CHENNAI: The 56th GST Council meeting, which began in New Delhi today, is deliberating one of the most significant overhauls of tax rates since the introduction of the Goods and Services Tax. On the first day of discussions, the Council took up proposals from its fitment committee that recommend moving many daily-use products and essential consumer goods into the lowest tax bracket. If approved, items such as toothpaste, shampoo, talcum powder and soaps, which are currently taxed at 18 percent, could soon attract only 5 percent GST. Similarly, butter, cheese and a wide range of ready-to-eat packaged foods including pickles, snacks and chutneys may also shift into the 5 percent slab from the present 12 to 18 percent.
Food and textile
This move is expected to extend to a broad range of food and textile products, consolidating nearly all of them under the 5 percent rate. For fast-moving consumer goods companies like Hindustan Unilever, Godrej Consumer and Nestlé India, the relief would be substantial. Lower taxes on their core products could reduce retail prices, ease inflationary pressures on households and encourage higher consumption. Industry analysts suggest that consumers may also see a reversal of “shrinkflation,” as companies would have greater room to restore earlier pack sizes without raising prices.
Consumer electronics
Equally notable is the proposal to reduce the tax burden on consumer electronics and construction materials. The 18 percent bracket, which until now covered a limited range of goods, is set to include televisions, air conditioners, refrigerators and washing machines, all of which have been taxed at the highest 28 percent slab. Cement, too, may move down to 18 percent from the current 28 percent. These cuts are expected to make white goods and home appliances significantly cheaper, especially ahead of the festive season when demand typically surges. The reduction in cement duties could also ease costs for the housing and infrastructure sectors, a longstanding demand of the real estate industry.
Benefit for households
For households, the direct impact would be visible both in grocery baskets and in big-ticket purchases. Essential items could see meaningful price drops at retail counters, while durable goods may become 8 to 10 percent cheaper as the reduction in tax flows through to price tags. Industry players believe this will provide a timely boost to consumption at a moment when buyers had already begun deferring purchases in anticipation of tax relief.
Fiscal realities
At the same time, the Council faces the challenge of balancing consumer relief with fiscal realities. Any reduction in rates inevitably raises concerns about the impact on GST collections for the Centre and states. Officials argue that simplified slabs and cheaper products could stimulate consumption volumes and, in turn, offset some of the revenue loss. The restructuring is also being justified as part of a broader effort to rationalise the complex system of multiple slabs into fewer categories, thereby reducing disputes and easing compliance.

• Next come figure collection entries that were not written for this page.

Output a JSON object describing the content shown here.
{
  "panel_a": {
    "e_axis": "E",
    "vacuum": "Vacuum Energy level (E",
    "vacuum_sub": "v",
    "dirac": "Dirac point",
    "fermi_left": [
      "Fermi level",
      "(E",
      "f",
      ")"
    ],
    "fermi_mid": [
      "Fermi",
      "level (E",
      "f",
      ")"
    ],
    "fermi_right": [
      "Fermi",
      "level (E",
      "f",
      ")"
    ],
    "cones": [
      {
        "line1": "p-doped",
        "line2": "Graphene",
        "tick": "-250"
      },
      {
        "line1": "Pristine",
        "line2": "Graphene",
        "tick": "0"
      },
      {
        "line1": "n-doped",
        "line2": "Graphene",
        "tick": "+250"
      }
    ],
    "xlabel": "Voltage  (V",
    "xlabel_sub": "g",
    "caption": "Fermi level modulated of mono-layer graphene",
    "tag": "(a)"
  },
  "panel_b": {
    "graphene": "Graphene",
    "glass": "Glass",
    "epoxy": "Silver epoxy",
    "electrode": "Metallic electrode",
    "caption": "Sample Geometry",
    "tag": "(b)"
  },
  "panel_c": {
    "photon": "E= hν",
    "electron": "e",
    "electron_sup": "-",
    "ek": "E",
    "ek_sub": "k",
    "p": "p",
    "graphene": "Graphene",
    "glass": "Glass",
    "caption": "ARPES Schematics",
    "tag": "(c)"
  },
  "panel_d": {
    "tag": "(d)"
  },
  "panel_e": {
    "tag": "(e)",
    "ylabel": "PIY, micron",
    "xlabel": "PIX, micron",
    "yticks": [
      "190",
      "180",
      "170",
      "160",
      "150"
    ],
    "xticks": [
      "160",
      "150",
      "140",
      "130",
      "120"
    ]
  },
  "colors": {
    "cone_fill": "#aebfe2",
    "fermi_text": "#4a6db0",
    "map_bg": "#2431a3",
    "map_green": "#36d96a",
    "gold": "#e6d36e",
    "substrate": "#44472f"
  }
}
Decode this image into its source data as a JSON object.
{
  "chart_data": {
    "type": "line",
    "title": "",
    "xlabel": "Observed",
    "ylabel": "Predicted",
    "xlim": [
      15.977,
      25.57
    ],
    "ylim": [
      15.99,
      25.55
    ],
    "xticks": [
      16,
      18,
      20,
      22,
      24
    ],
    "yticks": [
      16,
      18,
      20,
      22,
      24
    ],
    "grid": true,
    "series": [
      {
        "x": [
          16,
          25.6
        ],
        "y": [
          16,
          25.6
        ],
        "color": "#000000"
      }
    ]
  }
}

Economists caution that implementation will need careful handling. Businesses will have to adjust billing systems, input tax credits and classification codes quickly once changes are notified. In the short term, sales of electronics and durables may temporarily slow as consumers wait for lower prices to take effect. Still, the broader impact is expected to be positive for both households and businesses.
The Council’s decisions on the proposals are likely to be announced at the conclusion of the two-day meeting. If approved, notifications will follow soon after, with the changes expected to take effect in time for the upcoming festive season. For Indian consumers, this could mean not just cheaper everyday goods but also more affordable appliances and housing materials, making this meeting a landmark moment in the evolution of GST policy.